The rating curve uses level and discharge data depending on the Julian day of the year (JDOY). The first line contains H for the first column. The other lines contain the water level and the corresponding discharges for the different JDOY (1-365), see also the example below, that shows part of a CSV file (first 4 Julian days). The volume above the maximum water level of the rating curve is assumed to flow instantaneously out of the reservoir (overflow).

H
394,    43,     43,     43,     43
394.01, 44.838, 44.838, 44.838, 44.838
394.02, 46.671, 46.671, 46.671, 46.671
394.03, 48.509, 48.509, 48.509, 48.509
394.04, 50.347, 50.347, 50.347, 50.347
394.05, 52.179, 52.179, 52.179, 52.179

Note

Please note that H in these two examples is defined as meters above sea level. When using option (1) for the storage curve, the level is defined as meters above reservoir bottom. Therefore, please be careful to ensure consistent units when using/combining storage and rating curves from data.

External inflows

External inflows \(\SIb{}{m^3\ s^{-1}}\) for example inflows that are not explicitly simulated by wflow or abstractions can be added to reservoirs, as a cyclic parameter or as part of forcing. For example, cyclic inflow can be provided in the TOML file as follows:

[input.cyclic]
"reservoir_water_inflow~external__volume_flow_rate" = "reservoir_inflow"

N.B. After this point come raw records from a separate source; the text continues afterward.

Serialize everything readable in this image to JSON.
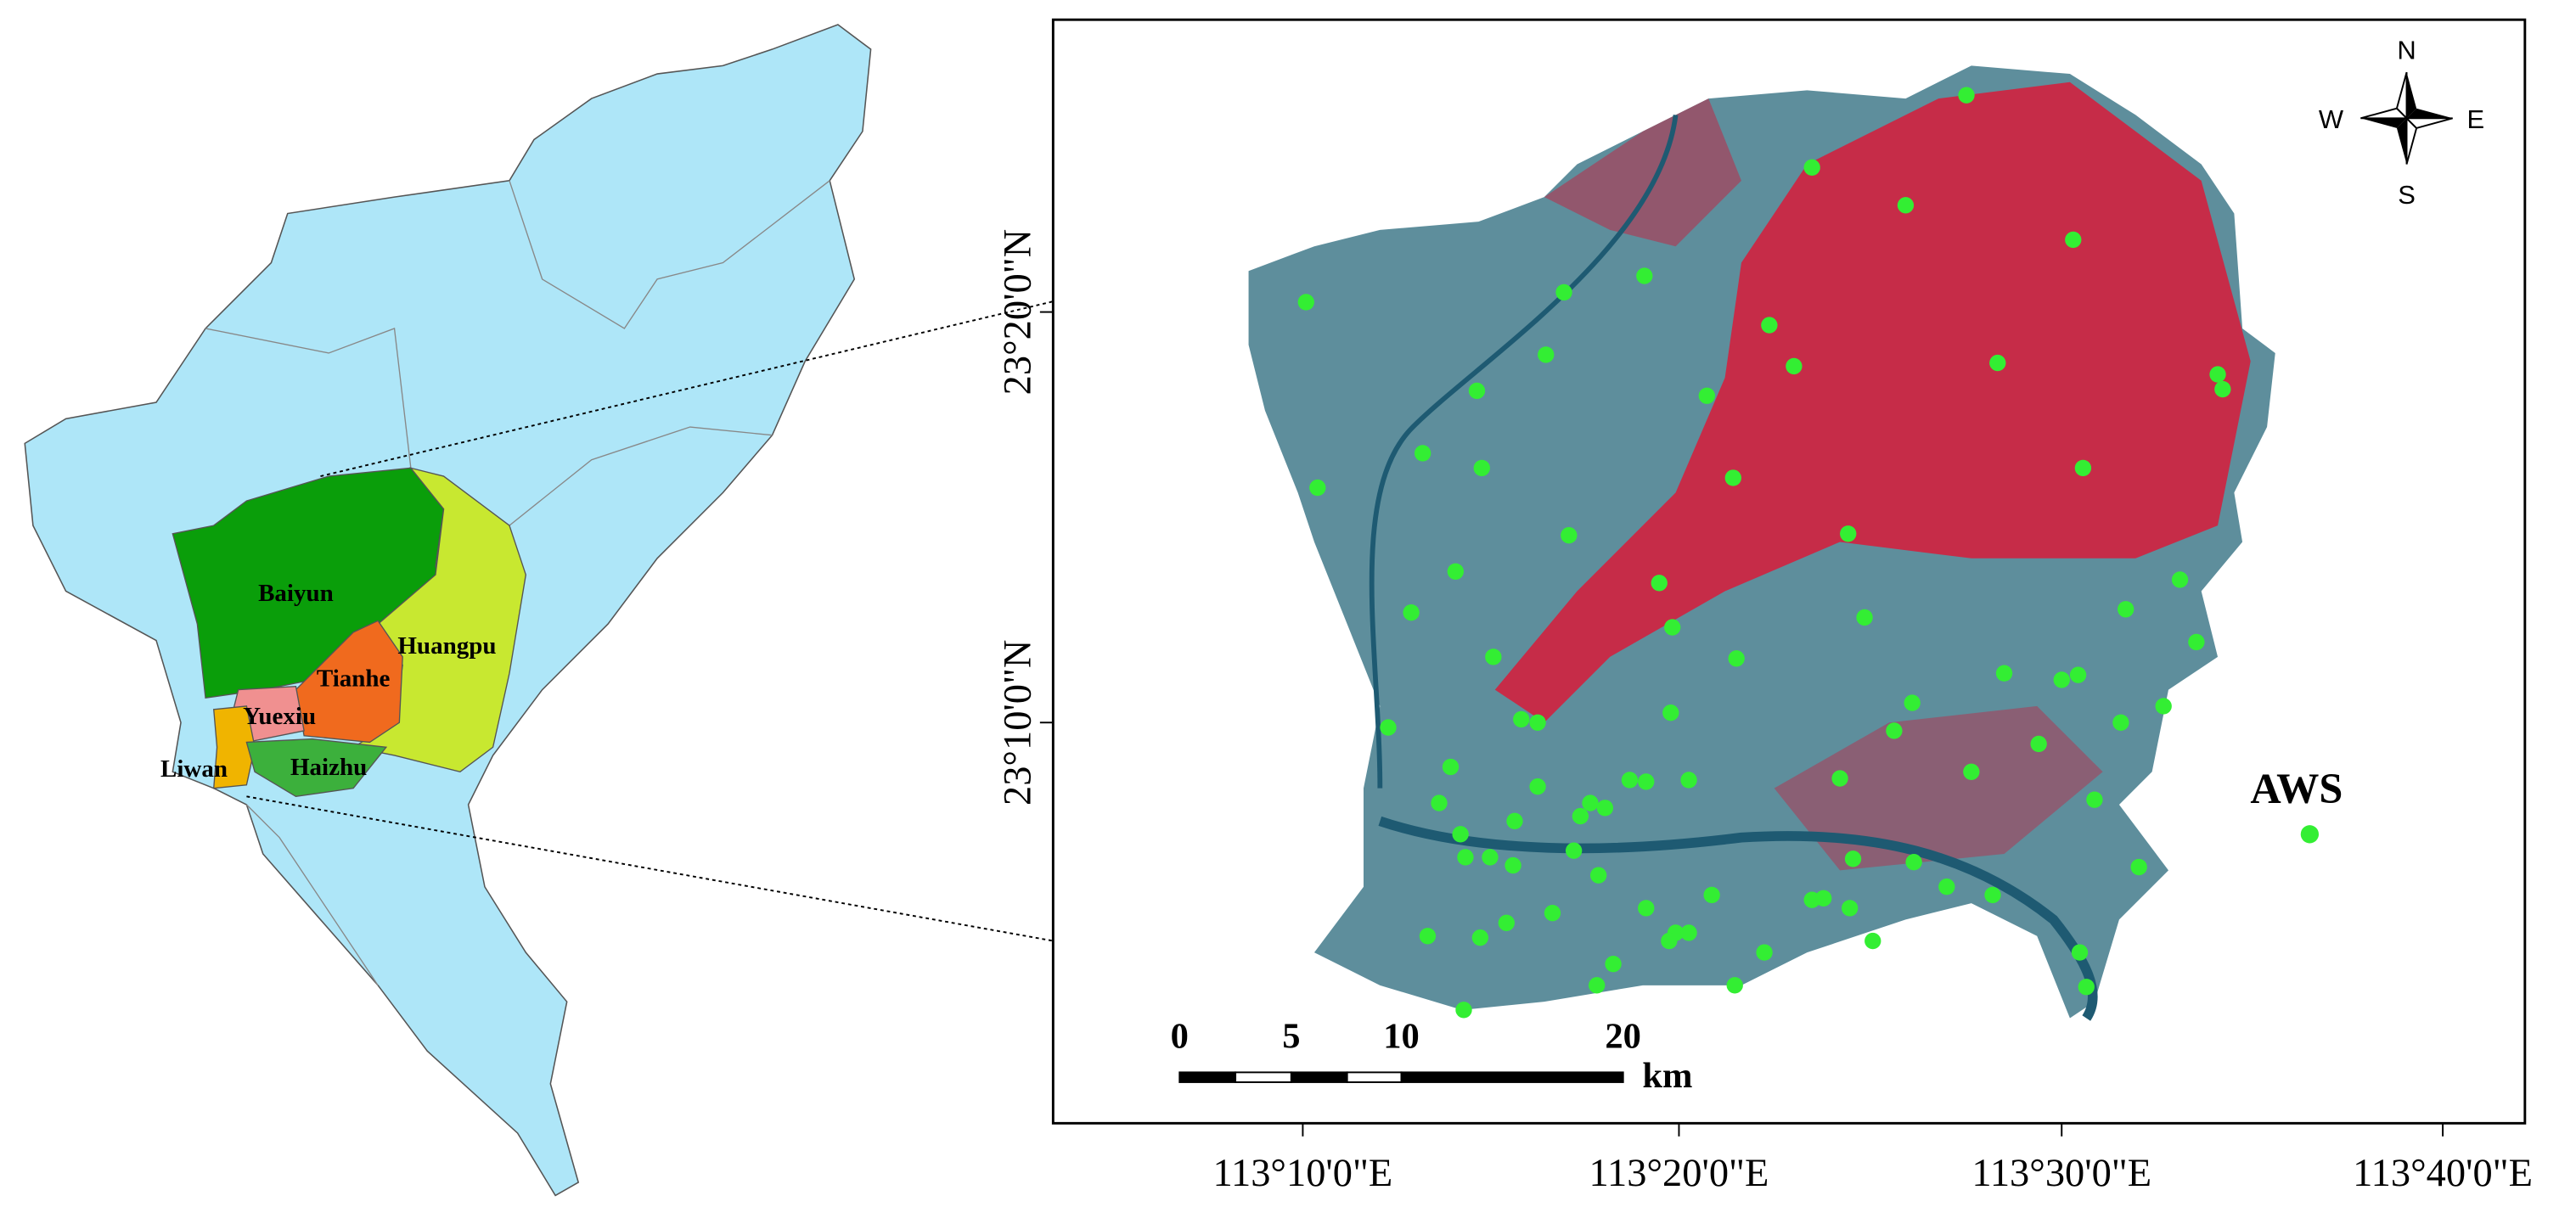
{
  "left_map": {
    "districts": [
      "Baiyun",
      "Huangpu",
      "Tianhe",
      "Yuexiu",
      "Liwan",
      "Haizhu"
    ]
  },
  "right_map": {
    "compass": {
      "n": "N",
      "e": "E",
      "s": "S",
      "w": "W"
    },
    "lat_labels": [
      "23°20'0\"N",
      "23°10'0\"N"
    ],
    "lon_labels": [
      "113°10'0\"E",
      "113°20'0\"E",
      "113°30'0\"E",
      "113°40'0\"E"
    ],
    "scale_bar": {
      "labels": [
        0,
        5,
        10,
        20
      ],
      "unit": "km"
    },
    "station_label": "AWS"
  }
}
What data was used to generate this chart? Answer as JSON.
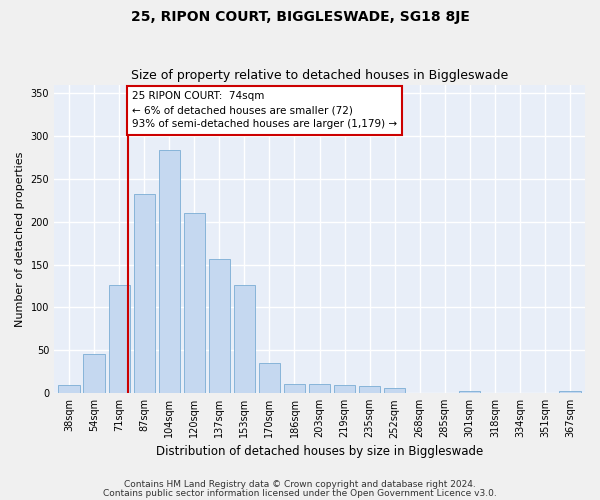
{
  "title1": "25, RIPON COURT, BIGGLESWADE, SG18 8JE",
  "title2": "Size of property relative to detached houses in Biggleswade",
  "xlabel": "Distribution of detached houses by size in Biggleswade",
  "ylabel": "Number of detached properties",
  "categories": [
    "38sqm",
    "54sqm",
    "71sqm",
    "87sqm",
    "104sqm",
    "120sqm",
    "137sqm",
    "153sqm",
    "170sqm",
    "186sqm",
    "203sqm",
    "219sqm",
    "235sqm",
    "252sqm",
    "268sqm",
    "285sqm",
    "301sqm",
    "318sqm",
    "334sqm",
    "351sqm",
    "367sqm"
  ],
  "values": [
    10,
    46,
    126,
    232,
    284,
    210,
    157,
    126,
    35,
    11,
    11,
    10,
    8,
    6,
    0,
    0,
    3,
    0,
    0,
    0,
    3
  ],
  "bar_color": "#c5d8f0",
  "bar_edge_color": "#7aadd4",
  "ylim": [
    0,
    360
  ],
  "yticks": [
    0,
    50,
    100,
    150,
    200,
    250,
    300,
    350
  ],
  "vline_x": 2.36,
  "vline_color": "#cc0000",
  "annotation_text": "25 RIPON COURT:  74sqm\n← 6% of detached houses are smaller (72)\n93% of semi-detached houses are larger (1,179) →",
  "annotation_box_color": "#ffffff",
  "annotation_box_edge": "#cc0000",
  "footer1": "Contains HM Land Registry data © Crown copyright and database right 2024.",
  "footer2": "Contains public sector information licensed under the Open Government Licence v3.0.",
  "background_color": "#e8eef8",
  "grid_color": "#ffffff",
  "title1_fontsize": 10,
  "title2_fontsize": 9,
  "tick_fontsize": 7,
  "ylabel_fontsize": 8,
  "xlabel_fontsize": 8.5,
  "footer_fontsize": 6.5
}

These inflows are added or subtracted from the reservoir inflow. In case of an abstraction (negative inflow), the abstraction is limited by a fixed scaling factor of \(0.98\) applied to reservoir storage. Negative external inflows are satisfied first, and the remaining reservoir storage is available for internal abstractions as part of water demand and allocation computations.

References

• Bos M.G., 1989. Discharge measurement structures. Third revised edition, International Institute for Land Reclamation and Improvement ILRI, Wageningen, The Netherlands.
• Burek P., Van der Knijf J.M., Ad de Roo, 2013. LISFLOOD – Distributed Water Balance and flood Simulation Model – Revised User Manual. DOI: http://dx.doi.org/10.2788/24719.